W krainie nienawiści

(TatianaRevelion) #1

  • Już? – zapytał Serafin rozczarowanym tonem. – To nie potrwa długo, Violetto.
    Jestem pewien, że osoby z waszej grupy przedstawią się szybko.

  • Chyba, że chcesz wyjść tylko na chwilę, do łazienki czy po coś? – zasugerowała
    Gizela.

  • Tak, to tylko na chwilę – odparła dziewczyna po krótkim wahaniu i udała się w
    stronę drzwi. Była tak wyprostowana, że miałam wrażenie, jakby miała się za chwilę cofnąć.
    Ale nie cofnęła się, tylko wyszła, zamykając za sobą bezgłośnie drzwi. Siedzący koło mnie
    Felix ciągle zmieniał pozycję i wzdychał głośno, jakby prowadził w sobie jakąś
    nadzwyczajną walkę wewnętrzną i czekałam tylko na moment, w którym on również wstanie
    i oświadczy, że musi wyjść. Chciałam się od niego odsunąć, ale siedziałam już dość blisko
    dziewczyny w białych spodniach, a poza tym nie chciałam, żeby ktoś zauważył, że się od
    kogoś odsuwam.
    Ostatecznie powróciliśmy do początkowej kolejki. Valeria, która siedziała za Anniką,
    powiedziała tylko, że już zdążyła mi się przedstawić i wyraziła nadzieję, że będziemy mieć
    jeszcze mnóstwo okazji, żeby lepiej się poznać, a następnie zaprezentowało się dwóch
    chłopaków w wieku prawdopodobnie zbliżonym do mojego.
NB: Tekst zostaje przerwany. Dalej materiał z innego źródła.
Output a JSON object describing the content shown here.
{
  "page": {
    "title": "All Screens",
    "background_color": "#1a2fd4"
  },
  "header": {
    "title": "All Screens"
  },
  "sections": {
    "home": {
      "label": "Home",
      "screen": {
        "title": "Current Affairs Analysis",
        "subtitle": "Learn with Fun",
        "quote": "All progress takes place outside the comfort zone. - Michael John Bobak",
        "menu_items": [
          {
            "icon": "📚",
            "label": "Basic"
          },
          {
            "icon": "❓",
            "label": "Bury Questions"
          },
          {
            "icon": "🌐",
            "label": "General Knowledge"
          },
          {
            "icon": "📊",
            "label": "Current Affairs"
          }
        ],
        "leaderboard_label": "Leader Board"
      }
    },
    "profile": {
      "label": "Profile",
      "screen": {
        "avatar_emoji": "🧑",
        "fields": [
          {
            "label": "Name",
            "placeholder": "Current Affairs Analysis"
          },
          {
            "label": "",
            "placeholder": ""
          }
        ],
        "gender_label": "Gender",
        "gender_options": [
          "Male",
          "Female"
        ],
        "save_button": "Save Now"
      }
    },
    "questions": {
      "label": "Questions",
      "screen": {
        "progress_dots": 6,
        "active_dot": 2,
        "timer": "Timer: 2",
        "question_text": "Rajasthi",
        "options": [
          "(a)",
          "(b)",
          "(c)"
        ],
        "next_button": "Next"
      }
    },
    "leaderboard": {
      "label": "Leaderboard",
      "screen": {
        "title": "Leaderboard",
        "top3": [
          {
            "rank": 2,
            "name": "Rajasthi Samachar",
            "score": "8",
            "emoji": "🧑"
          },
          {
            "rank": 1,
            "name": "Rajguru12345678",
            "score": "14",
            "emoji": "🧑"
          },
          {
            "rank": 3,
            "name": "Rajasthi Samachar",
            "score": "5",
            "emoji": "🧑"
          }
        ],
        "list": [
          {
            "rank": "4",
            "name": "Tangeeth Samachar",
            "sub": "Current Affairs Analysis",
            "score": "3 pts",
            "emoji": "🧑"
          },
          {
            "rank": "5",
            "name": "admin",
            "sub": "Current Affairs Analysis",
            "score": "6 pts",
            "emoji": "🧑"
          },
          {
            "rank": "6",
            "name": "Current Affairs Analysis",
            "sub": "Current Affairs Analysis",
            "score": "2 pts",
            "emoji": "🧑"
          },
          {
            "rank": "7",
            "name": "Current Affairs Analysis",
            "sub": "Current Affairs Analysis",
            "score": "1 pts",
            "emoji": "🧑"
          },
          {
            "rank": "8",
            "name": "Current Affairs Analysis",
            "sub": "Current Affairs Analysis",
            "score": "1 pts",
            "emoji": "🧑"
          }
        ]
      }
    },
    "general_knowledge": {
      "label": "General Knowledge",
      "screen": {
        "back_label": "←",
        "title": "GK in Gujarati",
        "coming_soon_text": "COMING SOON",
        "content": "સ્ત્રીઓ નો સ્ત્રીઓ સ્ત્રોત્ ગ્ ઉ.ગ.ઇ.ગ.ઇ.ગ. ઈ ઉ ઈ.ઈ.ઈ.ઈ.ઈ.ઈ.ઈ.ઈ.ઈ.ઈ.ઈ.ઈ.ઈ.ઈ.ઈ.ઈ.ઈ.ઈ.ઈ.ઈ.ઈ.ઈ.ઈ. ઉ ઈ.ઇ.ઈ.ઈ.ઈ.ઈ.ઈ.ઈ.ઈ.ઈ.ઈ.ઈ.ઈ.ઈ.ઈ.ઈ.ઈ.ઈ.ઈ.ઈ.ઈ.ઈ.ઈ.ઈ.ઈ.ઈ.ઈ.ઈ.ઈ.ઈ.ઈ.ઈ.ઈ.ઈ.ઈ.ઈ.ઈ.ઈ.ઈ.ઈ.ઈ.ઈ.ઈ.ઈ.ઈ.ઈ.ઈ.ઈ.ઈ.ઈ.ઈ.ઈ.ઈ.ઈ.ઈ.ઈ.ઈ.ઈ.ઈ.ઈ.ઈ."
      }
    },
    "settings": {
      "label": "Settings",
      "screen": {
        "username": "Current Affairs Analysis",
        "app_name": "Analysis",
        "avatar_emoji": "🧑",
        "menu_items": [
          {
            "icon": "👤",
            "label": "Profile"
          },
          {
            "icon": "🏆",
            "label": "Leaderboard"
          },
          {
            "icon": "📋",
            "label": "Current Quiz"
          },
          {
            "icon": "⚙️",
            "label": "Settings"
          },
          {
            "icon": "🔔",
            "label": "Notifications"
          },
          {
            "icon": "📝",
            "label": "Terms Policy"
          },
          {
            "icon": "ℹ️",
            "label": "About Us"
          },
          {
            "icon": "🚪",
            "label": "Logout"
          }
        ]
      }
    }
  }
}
To znaczy, powiedzieli tylko,
    jak się nazywają i że są alergikami.
    Jeden z nich, Liam, co chwilę pociągał nosem, wydmuchując go co jakiś czas i
    kaszląc regularnie. Powiedział, że cierpi na coś, co można by nazwać przewlekłym
    zapaleniem gardła i nieżytem nosa bądź, bardziej kolokwialnie, przewlekłym przeziębieniem.
    Albo po prostu alergią, co tak naprawdę było chyba jedyną oficjalnie racjonalną diagnozą w
    jego przypadku. Wszystkie testy alergiczne wychodziły mu jednak ujemnie, zapewne
    dlatego, że nie było wśród nich opcji uczulenia na drugiego człowieka lub, mówiąc ściślej, na
    emocje, które mógł on wywoływać, dlatego Liam, podobnie chyba jak wiele innych
    zgromadzonych tutaj osób, nosił na Plakietce tytuł „Zdrowy”. Dziwiłam się trochę, dlaczego
    lekarz nie przyporządkował go do kategorii „Chory na życzenie”, ale podejrzewałam, że
    objawy zwykłego „przeziębienia”, choćby nawet przewlekłe i bardzo upierdliwe, nie były po
    prostu godne nawet tego statusu.
    Następnie Liam wskazał na kolejnego kolegę i wyjaśnił, że ma on problemy z głosem.
    Wskazany chłopak próbował odchrząknąć, ale chyba mu się nie udało, bo machnął tylko
    nieznacznie ręką i pokazał mi swoją Plakietkę, prawie na mnie nie patrząc.
    „Dylan Gauder”, przeczytałam, “lat dwadzieścia pięć, pełnosprawny, zdrowy, nie
    pracuje, zdolny do pracy, bezdomny, średnio wychowany, niekarany, wykształcenie średnie”
    i krótka lista osiągnięć. Najbardziej uderzyło mnie określenie „bezdomny”. Czy to znaczyło,
    że też mieszkał tutaj? Nie mogłam oczywiście zapytać, bo chłopak najwyraźniej nie mógł
    mówić z nieznanych mi przyczyn. Kiwnęłam lekko głową i spróbowałam oprzeć się
    ponownie na oparciu krzesła, dając mu do zrozumienia, że skończyłam czytać i próbując
    wyglądać tak, jakby wszystko było dla mnie jasne.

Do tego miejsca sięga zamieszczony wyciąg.